Un article de Sandro Magister, vaticaniste à L’Espresso (traduction de diakonos.be)
Poutine et les Juifs de Russie. La dénonciation du grand rabbin rebelle
« J’étais le grand rabbin de Moscou. La Russie m’a contraint à fuir ». C’est ainsi que la revue américaine « Foreign Policy » a intitulé fin février l’impressionnant récit qu’a fait Pinchas Goldschmidt des rapports difficiles entres les Juifs russes et le régime de Vladimir Poutine, des rapports qui se sont davantage compliqués après son agression contre l’Ukraine.
Dans cette guerre, le facteur religieux a son importance. Avec des racines lointaines qui, pour les Juifs de Russie, remontent aux soixante-dix années de dictature communiste, dont ils sont sortis pratiquement détruits. Ce n’est qu’après le tournant de 1989, quand avec Mikhaïl Gorbatchev « la perestroïka et la glasnost battaient leur plein », que le rabbin Goldschmidt est arrivé à Moscou, avec l’intention de « reconstruire la communauté juive ».

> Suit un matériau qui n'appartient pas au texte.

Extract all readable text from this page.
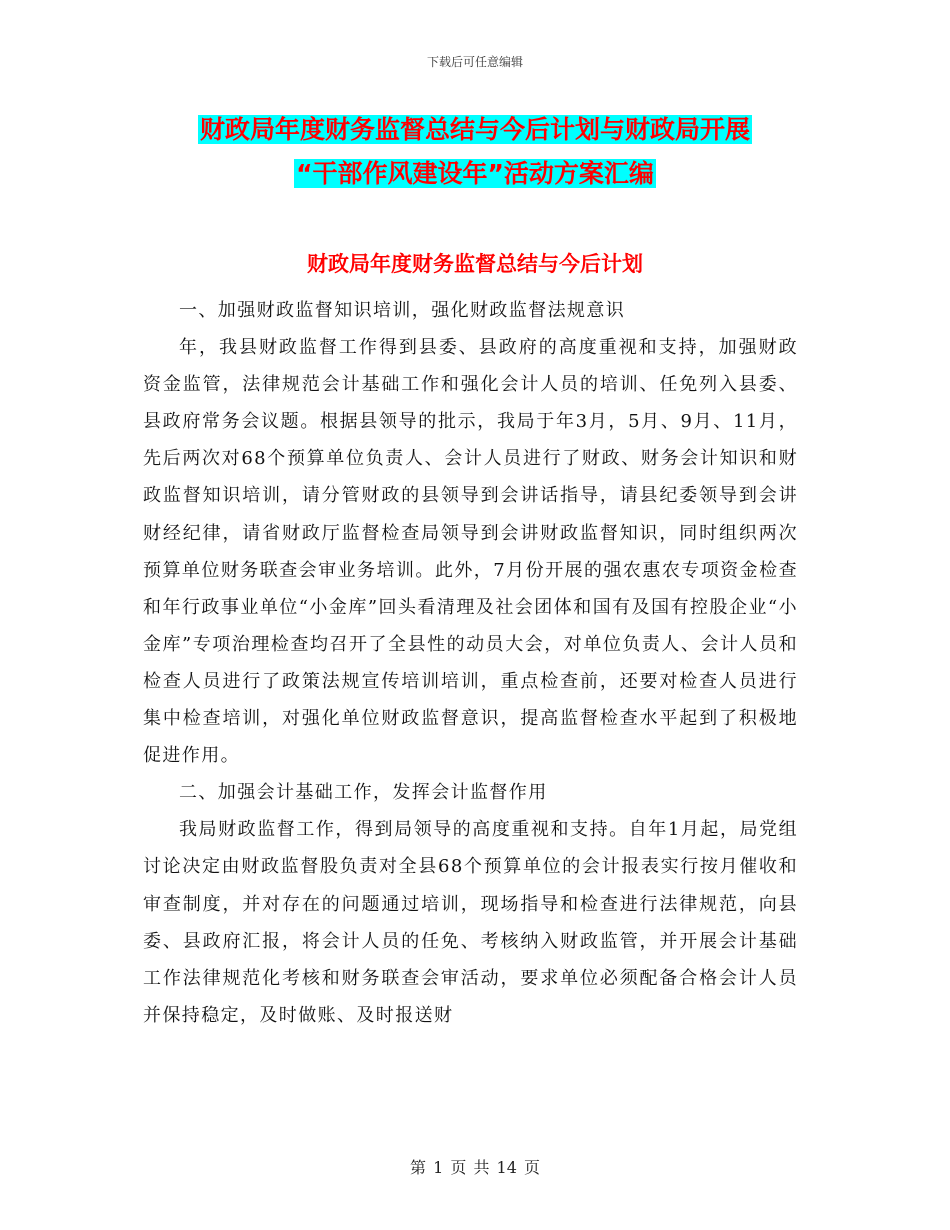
下载后可任意编辑
财政局年度财务监督总结与今后计划与财政局开展
“干部作风建设年”活动方案汇编
财政局年度财务监督总结与今后计划

一、加强财政监督知识培训，强化财政监督法规意识

年，我县财政监督工作得到县委、县政府的高度重视和支持，加强财政资金监管，法律规范会计基础工作和强化会计人员的培训、任免列入县委、县政府常务会议题。根据县领导的批示，我局于年3月，5月、9月、11月，先后两次对68个预算单位负责人、会计人员进行了财政、财务会计知识和财政监督知识培训，请分管财政的县领导到会讲话指导，请县纪委领导到会讲财经纪律，请省财政厅监督检查局领导到会讲财政监督知识，同时组织两次预算单位财务联查会审业务培训。此外，7月份开展的强农惠农专项资金检查和年行政事业单位“小金库”回头看清理及社会团体和国有及国有控股企业“小金库”专项治理检查均召开了全县性的动员大会，对单位负责人、会计人员和检查人员进行了政策法规宣传培训培训，重点检查前，还要对检查人员进行集中检查培训，对强化单位财政监督意识，提高监督检查水平起到了积极地促进作用。

二、加强会计基础工作，发挥会计监督作用

我局财政监督工作，得到局领导的高度重视和支持。自年1月起，局党组讨论决定由财政监督股负责对全县68个预算单位的会计报表实行按月催收和审查制度，并对存在的问题通过培训，现场指导和检查进行法律规范，向县委、县政府汇报，将会计人员的任免、考核纳入财政监管，并开展会计基础工作法律规范化考核和财务联查会审活动，要求单位必须配备合格会计人员并保持稳定，及时做账、及时报送财

第 1 页 共 14 页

Quatre années plus tard, en 1993, Goldschmidt devient grand rabbin de Moscou. Mais à l’aube du deuxième millénaire, avec l’arrivée de Poutine à la présidence, les signaux repassent à nouveau au rouge. À l’hiver 2003, le rabbin est convoqué par des fonctionnaires des services de sécurité fédéraux, le FSB, l’héritier du célèbre KGB, qui lui demandent de se mettre à leur service en tant qu’informateur. Goldschmidt refusa. Par la suite, les fonctionnaires reviennent plusieurs fois à la charge, toujours sans succès, jusqu’à ce qu’en 2005 – écrit-il – « j’ai été expulsé de Russie, peut-être justement à cause de mon refus de collaborer avec les agences d’espionnage ».
Et il ajoute : « Je n’ai pu revenir que grâce à l’intervention du premier ministre italien de l’époque, Silvio Berlusconi », évidemment grâce à l’amitié que ce dernier avait créée avec Poutine.
Mais les agents du FSB ne s’avouèrent pas vaincus : « il tenaient sous contrôle, visitaient et intimidaient » un nombre croissant de Juifs russes. Jusqu’à la conclusion d’un accord avec la Fédération des communautés juives de Russie, la FEOR, qui se plia à deux conditions bien précises du Kremlin.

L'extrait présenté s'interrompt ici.